Rather than thinking in decimals, the most useful way to evaluate this change is in dollars.

The Math Behind a Mortgage Payment (Without the Pain)

For the mathematically inclined, the formula for calculating a monthly mortgage payment looks like this:

M = L[c(1 + c)^n] / [(1 + c)^n – 1]

If that equation brings back unpleasant memories of high school math, you are not alone. Fortunately, there is a much simpler tool that does most of the heavy lifting: the mortgage amortization factor chart.

This chart shows the monthly principal and interest payment per $1,000 borrowed, based on interest rate and loan term. The vertical column lists interest rates, and the horizontal row lists loan terms. Find your rate, move across to the 30-year term, and you have your factor.

For example:

  • A 30-year mortgage at 6% has an amortization factor of 6.00
  • At 7%, the factor is 6.66

This does not mean the factor always mirrors the rate. It is simply a convenient coincidence at 6%, and an easy reference point to remember.

Turning the Factor Into Real Dollars

The amortization factor tells us that for every $1,000 borrowed at 6%, the monthly payment is $6.00.

Since most of us are not buying homes in $1,000 increments, it is far more useful to think in $100,000 increments. To do that, simply move the decimal point two places.

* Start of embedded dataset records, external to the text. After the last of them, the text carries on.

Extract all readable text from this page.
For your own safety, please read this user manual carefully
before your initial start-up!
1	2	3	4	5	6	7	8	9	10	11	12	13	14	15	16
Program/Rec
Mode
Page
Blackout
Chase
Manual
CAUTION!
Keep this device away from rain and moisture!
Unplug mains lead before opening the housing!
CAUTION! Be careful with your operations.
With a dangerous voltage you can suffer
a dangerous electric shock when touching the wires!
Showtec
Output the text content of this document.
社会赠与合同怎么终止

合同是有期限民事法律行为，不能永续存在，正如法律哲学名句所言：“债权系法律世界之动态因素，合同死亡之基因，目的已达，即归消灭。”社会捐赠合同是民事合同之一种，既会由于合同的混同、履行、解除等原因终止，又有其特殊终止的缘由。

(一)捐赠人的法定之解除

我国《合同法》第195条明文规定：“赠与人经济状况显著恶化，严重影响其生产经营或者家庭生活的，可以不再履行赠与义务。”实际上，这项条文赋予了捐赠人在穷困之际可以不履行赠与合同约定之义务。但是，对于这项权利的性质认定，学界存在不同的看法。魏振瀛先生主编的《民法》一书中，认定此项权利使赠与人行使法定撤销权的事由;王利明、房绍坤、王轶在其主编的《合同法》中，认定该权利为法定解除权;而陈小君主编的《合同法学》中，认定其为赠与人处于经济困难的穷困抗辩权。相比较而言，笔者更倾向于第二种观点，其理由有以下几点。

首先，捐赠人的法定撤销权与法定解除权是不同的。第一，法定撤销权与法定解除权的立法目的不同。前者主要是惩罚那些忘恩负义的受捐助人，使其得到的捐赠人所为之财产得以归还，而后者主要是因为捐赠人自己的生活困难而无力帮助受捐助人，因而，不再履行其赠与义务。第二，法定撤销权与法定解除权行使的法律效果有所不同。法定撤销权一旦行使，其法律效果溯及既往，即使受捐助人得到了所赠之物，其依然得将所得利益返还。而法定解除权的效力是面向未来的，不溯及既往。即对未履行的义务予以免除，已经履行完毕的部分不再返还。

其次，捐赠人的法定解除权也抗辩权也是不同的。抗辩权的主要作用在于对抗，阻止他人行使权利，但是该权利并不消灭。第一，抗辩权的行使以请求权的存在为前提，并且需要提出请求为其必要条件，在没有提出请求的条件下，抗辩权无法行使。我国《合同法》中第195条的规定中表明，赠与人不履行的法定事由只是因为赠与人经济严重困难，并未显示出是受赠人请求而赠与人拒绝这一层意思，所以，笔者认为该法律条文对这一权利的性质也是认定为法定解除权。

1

  • At 6%, each $100,000 borrowed costs $600 per month
  • At 7%, each $100,000 borrowed costs $666 per month

The difference between those two numbers is $66 per $100,000 borrowed.

What a 1% Rate Increase Really Costs

Let’s apply this to a real-world scenario.

Assume you are purchasing a $1,000,000 apartment and financing 80% of the purchase price, or $800,000.

  • The monthly difference between a 6% and 7% rate is:
    • $66 x 8 = $528 per month

That is not insignificant. On an annual basis, it equals $6,336. But context matters.

At a 6% rate, the monthly principal and interest payment on an $800,000 mortgage is $4,800. Add a reasonable $2,000 monthly maintenance payment, and the total monthly carrying cost is $6,800 before taxes.

In that context, a $528 increase represents an 8.33% increase in total monthly carrying costs, not as significant a spike as you might think.

The Tax Deduction Factor

One of the key advantages of ownership versus renting is the tax deductibility of mortgage interest. While the balance between principal and interest shifts over time, the early years of a mortgage are heavily interest-weighted. For many buyers, approximately 75% of the payment is interest during the initial years.

Let’s revisit the $528 monthly increase.

  • Annual increase: $528 x 12 = $6,336
  • Interest portion assumed deductible: 75%
  • Deductible amount: $4,752

Assuming a 30% tax bracket, the annual tax savings would be approximately $1,426, or about $119 per month.

That reduces the effective monthly increase from $528 to roughly $409.

Ownership Horizon Matter

How long you plan to own the apartment should play a major role in your decision.

Let’s take a conservative 15-year ownership horizon.

  • Monthly cost of higher rate: $528
  • Annual cost: $6,336
  • 15-year cost: $95,040

That figure represents less than 1 percent of the total purchase price of the apartment and does not account for potential appreciation over that time period.

Putting Rates in Perspective

We do not buy or live in a vacuum. In New York City, unless you benefit from rent control or family-owned housing, your choice is typically between renting and owning.

While rates are higher than they were a few years ago, they remain historically moderate. For buyers who:

  • Have the necessary down payment and post-closing reserves
  • Can navigate the purchase process without undue time pressure
  • Plan to hold the property for more than a few years

…the rent-versus-buy equation often still favors ownership.

Final Thought

Whatever decision you make in response to higher interest rates, make it with a clear understanding of what those rates mean in dollars, not decimals.

Doing so allows you to assess trade-offs rationally, maintain perspective, and avoid letting short-term fear override long-term financial logic.

And remember, homeowners live in the monthly payment, not the purchase price.